Some of the problems with student loans mimic those seen during the mortgage crisis. In both cases, University of Michigan professor Susan M. Dynarski explains, servicing companies are slow to offer loan forgiveness to struggling borrowers. And it often is unclear who even owns the underlying loans.
The Home Affordable Modification Program, launched in 2009 to keep distressed borrowers in place, aimed to enroll 4 million borrowers but reached only half a million. This is comparable to the current push for student loan servicers to restructure repayment plans. Lenders are balking, and the number of borrowers in better repayment plans is less than the number of borrowers in default or on the brink of it. According to the Consumer Financial Protection Bureau, many loan servicers are unresponsive to borrowers who want to restructure their payments.
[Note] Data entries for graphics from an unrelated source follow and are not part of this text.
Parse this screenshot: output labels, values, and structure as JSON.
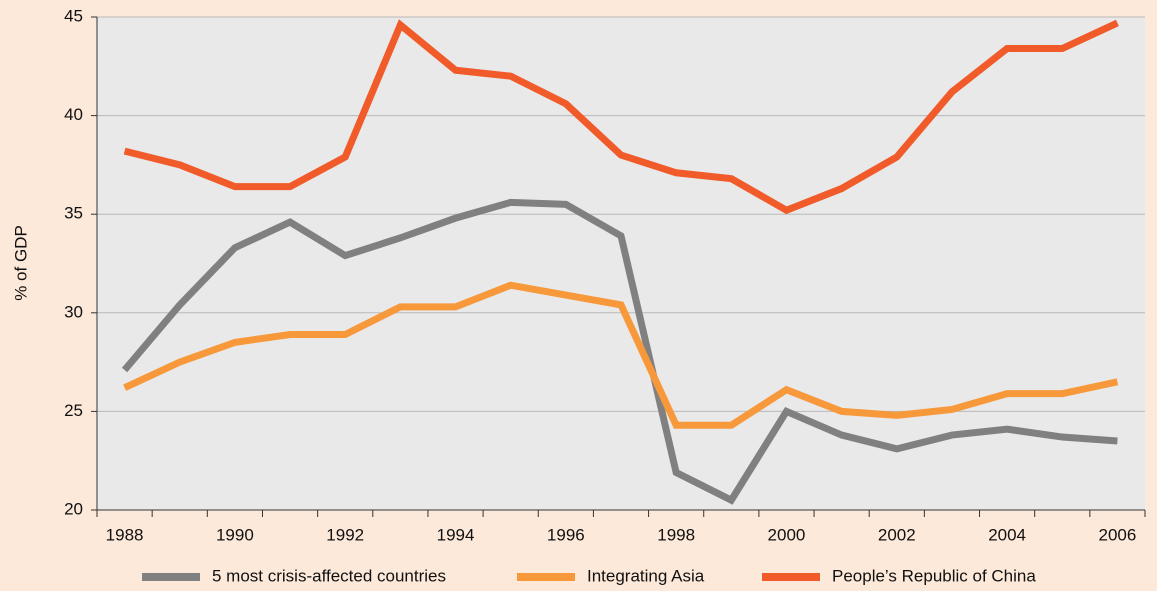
{
  "chart_data": {
    "type": "line",
    "y_label": "% of GDP",
    "categories": [
      "1988",
      null,
      "1990",
      null,
      "1992",
      null,
      "1994",
      null,
      "1996",
      null,
      "1998",
      null,
      "2000",
      null,
      "2002",
      null,
      "2004",
      null,
      "2006"
    ],
    "series": [
      {
        "name": "5 most crisis-affected countries",
        "color": "#808080",
        "values": [
          27.1,
          30.4,
          33.3,
          34.6,
          32.9,
          33.8,
          34.8,
          35.6,
          35.5,
          33.9,
          21.9,
          20.5,
          25.0,
          23.8,
          23.1,
          23.8,
          24.1,
          23.7,
          23.5
        ]
      },
      {
        "name": "Integrating Asia",
        "color": "#f7993b",
        "values": [
          26.2,
          27.5,
          28.5,
          28.9,
          28.9,
          30.3,
          30.3,
          31.4,
          30.9,
          30.4,
          24.3,
          24.3,
          26.1,
          25.0,
          24.8,
          25.1,
          25.9,
          25.9,
          26.5
        ]
      },
      {
        "name": "People’s Republic of China",
        "color": "#f15a29",
        "values": [
          38.2,
          37.5,
          36.4,
          36.4,
          37.9,
          44.6,
          42.3,
          42.0,
          40.6,
          38.0,
          37.1,
          36.8,
          35.2,
          36.3,
          37.9,
          41.2,
          43.4,
          43.4,
          44.7
        ]
      }
    ],
    "ylim": [
      20,
      45
    ],
    "yticks": [
      20,
      25,
      30,
      35,
      40,
      45
    ],
    "grid": true,
    "legend": "bottom"
  }
}
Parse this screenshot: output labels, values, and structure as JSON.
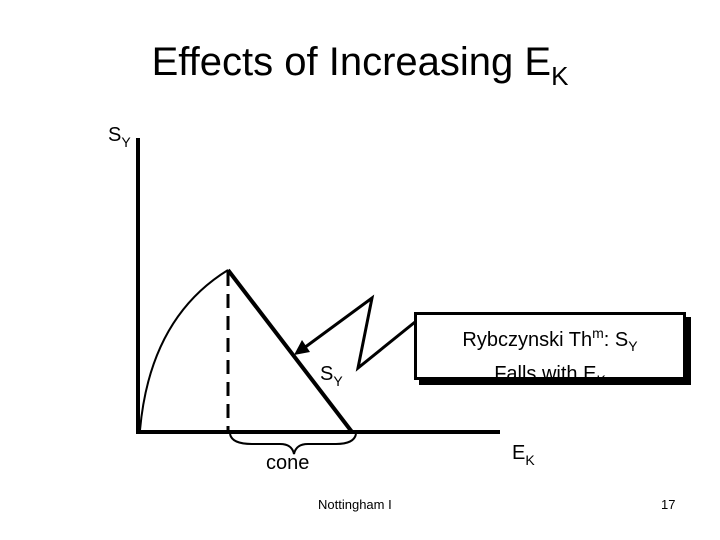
{
  "title": {
    "main": "Effects of Increasing E",
    "sub": "K"
  },
  "axis": {
    "y_label_main": "S",
    "y_label_sub": "Y",
    "x_label_main": "E",
    "x_label_sub": "K"
  },
  "labels": {
    "sy_main": "S",
    "sy_sub": "Y",
    "cone": "cone"
  },
  "callout": {
    "line1_a": "Rybczynski Th",
    "line1_sup": "m",
    "line1_b": ":  S",
    "line1_sub": "Y",
    "line2_a": "Falls with E",
    "line2_sub": "K"
  },
  "footer": {
    "left": "Nottingham I",
    "page": "17"
  }
}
“Robo-signing” is also making a comeback in student loans. Like mortgages, student loans are traded in a secondary credit market. Lender employees are signing off on the transfer of ownership of a large number of student loans in a single trade, often without properly verifying who actually owns them. The National Consumer Law Center reports that this creates difficulty for borrowers trying to modify their loans.
Student loan borrowers also have few ways to escape an unhelpful servicer, since these are assigned by the owner of the loan. Moreover, student loans are not erased in bankruptcy, ensuring that student lenders and servicers have a "captive customer," Dynarski writes.